The supercommittee last met Nov. 1 – three weeks ago! It was a public hearing featuring a history lesson, “Overview of Previous Debt Proposals,” with Alan Simpson, Erskine Bowles, Pete Domenici and Alice Rivlin. The last PRIVATE meeting was Oct. 26. You might as well stop reading right there: The 12 members (6 House, 6 Senate; 6 R, 6 D) were never going to strike a bargain, grand or otherwise, if they weren’t talking to each other. Yes, we get that real deal-making occurs in small groups. But there never WAS a functioning supercommittee: There was Republican posturing and Democratic posturing, with some side conversations across the aisle.
How do I know this? Look at its real name: The Joint Select Committee on Deficit Reduction.
"Deficit reduction" is a term that has no legitimate meaning in a political context.
A startup business burning through investor capital for a few years as it rolls out its product or service, competes for market share and ramps up toward profitability projects "deficit reductions."
A 220-odd-year-old monopoly government isn't a business startup trying out a new product or service and hoping people like it and buy it.
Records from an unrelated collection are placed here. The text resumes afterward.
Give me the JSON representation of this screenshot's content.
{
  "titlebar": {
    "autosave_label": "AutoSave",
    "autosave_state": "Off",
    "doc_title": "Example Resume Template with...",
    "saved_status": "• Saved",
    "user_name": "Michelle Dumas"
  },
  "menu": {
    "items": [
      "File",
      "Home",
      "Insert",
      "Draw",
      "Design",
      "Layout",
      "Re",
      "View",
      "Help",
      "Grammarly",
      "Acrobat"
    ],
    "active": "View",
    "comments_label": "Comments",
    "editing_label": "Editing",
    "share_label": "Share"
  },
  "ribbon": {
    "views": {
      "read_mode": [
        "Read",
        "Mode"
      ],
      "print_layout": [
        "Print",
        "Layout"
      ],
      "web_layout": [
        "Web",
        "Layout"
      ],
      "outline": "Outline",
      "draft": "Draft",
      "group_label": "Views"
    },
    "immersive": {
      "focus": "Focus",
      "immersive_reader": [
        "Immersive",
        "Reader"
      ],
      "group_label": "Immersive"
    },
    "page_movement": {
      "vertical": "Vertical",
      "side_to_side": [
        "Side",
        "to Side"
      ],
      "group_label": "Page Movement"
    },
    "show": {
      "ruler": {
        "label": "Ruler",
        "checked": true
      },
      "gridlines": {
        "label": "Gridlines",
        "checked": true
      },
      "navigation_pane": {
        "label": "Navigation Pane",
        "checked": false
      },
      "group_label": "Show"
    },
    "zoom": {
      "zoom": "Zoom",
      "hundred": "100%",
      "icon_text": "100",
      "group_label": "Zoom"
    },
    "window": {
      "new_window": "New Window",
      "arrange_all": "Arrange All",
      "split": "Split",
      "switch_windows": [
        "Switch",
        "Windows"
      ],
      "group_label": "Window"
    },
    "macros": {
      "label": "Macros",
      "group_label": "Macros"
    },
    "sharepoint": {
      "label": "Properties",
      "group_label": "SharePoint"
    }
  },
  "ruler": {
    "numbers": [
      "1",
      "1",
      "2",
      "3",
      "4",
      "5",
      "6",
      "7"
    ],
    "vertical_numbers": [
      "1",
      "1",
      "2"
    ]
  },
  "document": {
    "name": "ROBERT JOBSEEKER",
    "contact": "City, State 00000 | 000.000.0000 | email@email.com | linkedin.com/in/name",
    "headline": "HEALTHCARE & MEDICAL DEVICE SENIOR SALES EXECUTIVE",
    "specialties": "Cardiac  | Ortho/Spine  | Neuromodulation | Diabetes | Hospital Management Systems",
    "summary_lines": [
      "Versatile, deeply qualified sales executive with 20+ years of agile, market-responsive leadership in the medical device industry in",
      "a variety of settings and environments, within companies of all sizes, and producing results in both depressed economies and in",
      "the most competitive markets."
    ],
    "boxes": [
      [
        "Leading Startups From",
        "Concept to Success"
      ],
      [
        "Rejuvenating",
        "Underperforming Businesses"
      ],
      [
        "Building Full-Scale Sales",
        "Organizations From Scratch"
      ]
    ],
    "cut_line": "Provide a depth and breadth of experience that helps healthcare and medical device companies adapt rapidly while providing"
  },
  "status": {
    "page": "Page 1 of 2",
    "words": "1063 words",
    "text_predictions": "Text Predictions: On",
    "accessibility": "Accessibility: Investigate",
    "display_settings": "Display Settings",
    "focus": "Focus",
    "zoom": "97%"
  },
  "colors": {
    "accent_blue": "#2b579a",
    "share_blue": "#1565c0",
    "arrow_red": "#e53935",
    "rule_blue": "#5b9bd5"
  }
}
It has a captive market and great latitude as to which products and services it will force people buy and how much it will charge them (collecting at gunpoint if necessary) for those products and services.
In other words, a 220-year-old monopoly government has no excuse -- save, perhaps, unexpected war -- for failing to balance the checkbook in any given year, let alone for decades at a time.
The way to "reduce the deficit" is to get rid of it -- to stop spending more than you can reasonably expect to take in, not to appoint a "Super Committee" to come up with pie-in-the-sky plans that call for your successors to eventually stop spending more than they take in. This is especially urgent when you're past the point where said "Super Committee" can even come up with believable future sky pie.